When a business loan is marketed as for “bad credit” it is generally targeted at anyone with a score in the Fair or Poor range on the FICO scale. Because they have little creditworthiness in the eyes of lenders, people with a credit score in those ranges will have a difficult time getting small business loans from traditional bank lenders. Alternative lenders, as mentioned above, are the easiest course of action for people in those situations.

 

How do I build up my personal credit score?

As credit scores are used for everything from buying a house to buying a car to even, sometimes, passing a background check for a sensitive job, raising your personal credit score is very important.

The good news is that you can directly affect it. Payment history and credit utilization ratios (how much credit you have available vs. how much you’re using) are crucial factors. But here are some techniques you can use to boost your score:

1- Pay Your Bills on Time:

It may seem simple, but when a lender is deciding whether or not to give you money, they want to make sure that you have a proven track record of paying that money back. You can influence this credit scoring factor by following through on your credit commitments and paying your bills every month. Paying late or less than what you agreed can negatively impact your score.

2- Get credit for paying oft-neglected payments on time:

Sometimes phone bills and utilities are not included in your credit score, but if you’re looking to build your credit, contact the three credit reporting agencies and see if they can track your routine payments of these common bills.

3- Apply for and open new credit accounts only when needed:

Just because credit agencies look at credit ratios (available credit vs credit used) doesn’t mean that you should increase your credit limit to the highest possible. Every time you apply for credit, your score will take a minor, temporary dip, and if you are applying frequently, this dip will become bigger and more common.

4- Don’t close unused credit cards:

Keeping unused credit cards open and available—as long as they’re not costing you fees—is a good idea because it positively affects your credit ratio.
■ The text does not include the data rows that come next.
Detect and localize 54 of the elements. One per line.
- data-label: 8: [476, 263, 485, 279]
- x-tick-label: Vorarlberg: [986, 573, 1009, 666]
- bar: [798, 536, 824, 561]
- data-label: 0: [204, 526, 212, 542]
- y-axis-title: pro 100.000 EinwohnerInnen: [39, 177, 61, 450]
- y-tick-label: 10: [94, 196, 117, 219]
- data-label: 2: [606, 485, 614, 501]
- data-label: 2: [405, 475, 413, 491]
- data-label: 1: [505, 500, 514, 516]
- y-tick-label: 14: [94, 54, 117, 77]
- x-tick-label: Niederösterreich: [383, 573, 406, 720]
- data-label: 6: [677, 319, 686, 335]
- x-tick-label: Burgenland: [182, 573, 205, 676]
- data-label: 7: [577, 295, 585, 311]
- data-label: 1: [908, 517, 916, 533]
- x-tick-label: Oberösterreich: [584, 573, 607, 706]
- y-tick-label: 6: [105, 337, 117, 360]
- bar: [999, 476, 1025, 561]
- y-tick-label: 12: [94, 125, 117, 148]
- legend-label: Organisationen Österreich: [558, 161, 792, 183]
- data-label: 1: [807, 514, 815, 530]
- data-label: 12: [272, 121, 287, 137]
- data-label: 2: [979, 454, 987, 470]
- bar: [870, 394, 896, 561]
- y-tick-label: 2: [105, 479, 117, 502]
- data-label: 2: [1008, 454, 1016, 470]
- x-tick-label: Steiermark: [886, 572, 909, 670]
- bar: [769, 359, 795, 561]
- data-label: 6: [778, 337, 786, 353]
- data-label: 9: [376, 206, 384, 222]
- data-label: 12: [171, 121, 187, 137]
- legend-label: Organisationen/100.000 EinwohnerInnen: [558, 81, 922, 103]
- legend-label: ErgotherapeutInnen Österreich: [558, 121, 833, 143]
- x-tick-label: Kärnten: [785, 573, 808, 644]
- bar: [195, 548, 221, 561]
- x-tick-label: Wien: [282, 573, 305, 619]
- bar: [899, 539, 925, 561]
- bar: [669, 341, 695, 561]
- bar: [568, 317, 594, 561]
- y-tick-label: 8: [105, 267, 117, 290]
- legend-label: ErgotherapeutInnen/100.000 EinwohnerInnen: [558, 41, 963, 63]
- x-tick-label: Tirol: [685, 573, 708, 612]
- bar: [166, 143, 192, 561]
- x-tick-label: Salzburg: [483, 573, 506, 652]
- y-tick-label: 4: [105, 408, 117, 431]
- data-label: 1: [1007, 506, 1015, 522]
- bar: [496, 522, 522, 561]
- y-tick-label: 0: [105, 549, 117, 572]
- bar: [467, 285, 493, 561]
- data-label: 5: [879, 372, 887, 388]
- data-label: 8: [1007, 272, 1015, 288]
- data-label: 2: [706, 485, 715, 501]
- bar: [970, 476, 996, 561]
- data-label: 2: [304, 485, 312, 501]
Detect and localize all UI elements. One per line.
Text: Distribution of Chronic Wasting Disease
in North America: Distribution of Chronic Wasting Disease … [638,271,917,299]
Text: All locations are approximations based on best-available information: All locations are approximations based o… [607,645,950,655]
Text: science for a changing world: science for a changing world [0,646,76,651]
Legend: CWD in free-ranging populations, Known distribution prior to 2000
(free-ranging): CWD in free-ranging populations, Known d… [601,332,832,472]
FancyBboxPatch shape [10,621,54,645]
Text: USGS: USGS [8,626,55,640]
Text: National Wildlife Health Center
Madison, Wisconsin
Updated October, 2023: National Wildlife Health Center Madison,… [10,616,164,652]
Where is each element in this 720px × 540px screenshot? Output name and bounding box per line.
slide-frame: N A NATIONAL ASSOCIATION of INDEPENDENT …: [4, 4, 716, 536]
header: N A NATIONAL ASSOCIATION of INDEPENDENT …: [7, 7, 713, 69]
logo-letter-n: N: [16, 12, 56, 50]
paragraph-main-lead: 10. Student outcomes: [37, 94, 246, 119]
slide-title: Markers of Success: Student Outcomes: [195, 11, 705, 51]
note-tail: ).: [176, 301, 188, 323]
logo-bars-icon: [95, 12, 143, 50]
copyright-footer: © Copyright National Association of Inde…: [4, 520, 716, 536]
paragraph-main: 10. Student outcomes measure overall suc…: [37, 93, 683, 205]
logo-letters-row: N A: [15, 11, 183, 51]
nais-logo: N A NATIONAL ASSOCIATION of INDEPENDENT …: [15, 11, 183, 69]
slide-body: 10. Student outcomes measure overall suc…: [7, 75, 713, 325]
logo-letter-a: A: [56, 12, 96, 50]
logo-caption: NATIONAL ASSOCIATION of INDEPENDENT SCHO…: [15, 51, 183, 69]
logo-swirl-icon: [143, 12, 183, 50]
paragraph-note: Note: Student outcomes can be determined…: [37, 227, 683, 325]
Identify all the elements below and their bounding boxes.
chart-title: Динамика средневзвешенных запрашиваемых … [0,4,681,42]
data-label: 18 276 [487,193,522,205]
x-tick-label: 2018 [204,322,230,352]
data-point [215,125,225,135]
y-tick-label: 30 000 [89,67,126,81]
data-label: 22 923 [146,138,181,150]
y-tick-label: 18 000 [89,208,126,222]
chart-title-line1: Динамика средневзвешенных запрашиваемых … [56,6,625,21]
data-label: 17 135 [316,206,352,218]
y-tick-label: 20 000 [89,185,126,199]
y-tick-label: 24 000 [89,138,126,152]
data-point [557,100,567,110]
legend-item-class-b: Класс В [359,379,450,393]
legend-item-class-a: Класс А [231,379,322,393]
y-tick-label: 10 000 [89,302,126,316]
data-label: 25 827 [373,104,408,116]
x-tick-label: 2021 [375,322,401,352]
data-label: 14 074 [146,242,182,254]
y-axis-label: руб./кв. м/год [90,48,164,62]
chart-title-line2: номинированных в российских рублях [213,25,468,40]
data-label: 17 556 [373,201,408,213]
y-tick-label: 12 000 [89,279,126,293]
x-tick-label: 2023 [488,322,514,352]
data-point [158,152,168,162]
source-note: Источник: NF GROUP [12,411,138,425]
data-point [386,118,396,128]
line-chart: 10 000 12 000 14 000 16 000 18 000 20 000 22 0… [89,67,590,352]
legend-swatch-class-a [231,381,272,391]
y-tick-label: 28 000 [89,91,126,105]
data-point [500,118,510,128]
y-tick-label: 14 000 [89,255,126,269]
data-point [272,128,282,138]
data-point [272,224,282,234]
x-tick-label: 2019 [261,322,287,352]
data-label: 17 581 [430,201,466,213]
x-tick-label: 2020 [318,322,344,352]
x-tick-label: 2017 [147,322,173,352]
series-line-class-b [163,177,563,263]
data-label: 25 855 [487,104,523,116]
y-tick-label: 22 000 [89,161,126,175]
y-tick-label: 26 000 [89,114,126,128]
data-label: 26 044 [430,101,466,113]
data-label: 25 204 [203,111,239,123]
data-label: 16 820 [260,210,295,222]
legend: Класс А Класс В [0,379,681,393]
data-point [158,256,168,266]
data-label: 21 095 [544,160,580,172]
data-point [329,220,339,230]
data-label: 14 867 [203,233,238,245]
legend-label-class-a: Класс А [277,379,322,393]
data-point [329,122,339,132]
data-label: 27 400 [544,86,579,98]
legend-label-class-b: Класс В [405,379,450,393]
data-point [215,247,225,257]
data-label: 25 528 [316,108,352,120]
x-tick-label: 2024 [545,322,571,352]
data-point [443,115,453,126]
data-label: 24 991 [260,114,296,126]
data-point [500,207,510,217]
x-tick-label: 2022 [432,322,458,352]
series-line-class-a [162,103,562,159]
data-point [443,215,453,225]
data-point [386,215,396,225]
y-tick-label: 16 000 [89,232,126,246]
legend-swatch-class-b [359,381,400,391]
Owing the same amount but getting rid of available credit may lower your credit score.

5- Dispute any inaccuracies on your credit report:

It’s always important to check your credit report—you can check it for free once a year, and sometimes more often, through various services—and being able to see where your credit is being misrepresented is valuable. You can find out if your identity is being stolen, if a creditor is taking action against you, and if you’ve missed payments that you thought you made.

 

How Long Does it Take to Rebuild a Credit Score?

Building a credit score is a waiting game. If you have negative information on your report, such as late payments, bankruptcies, or frequent credit inquiries, time is the best cure. There is no such thing as a quick fix.

Delinquencies remain on your credit report for seven years. A bankruptcy may remain for as long as ten. Inquiries remain for two years.

The most important thing is to monitor your score and make sure that you’re not digging yourself deeper into a hole. Good credit can be restored, through diligence and patience.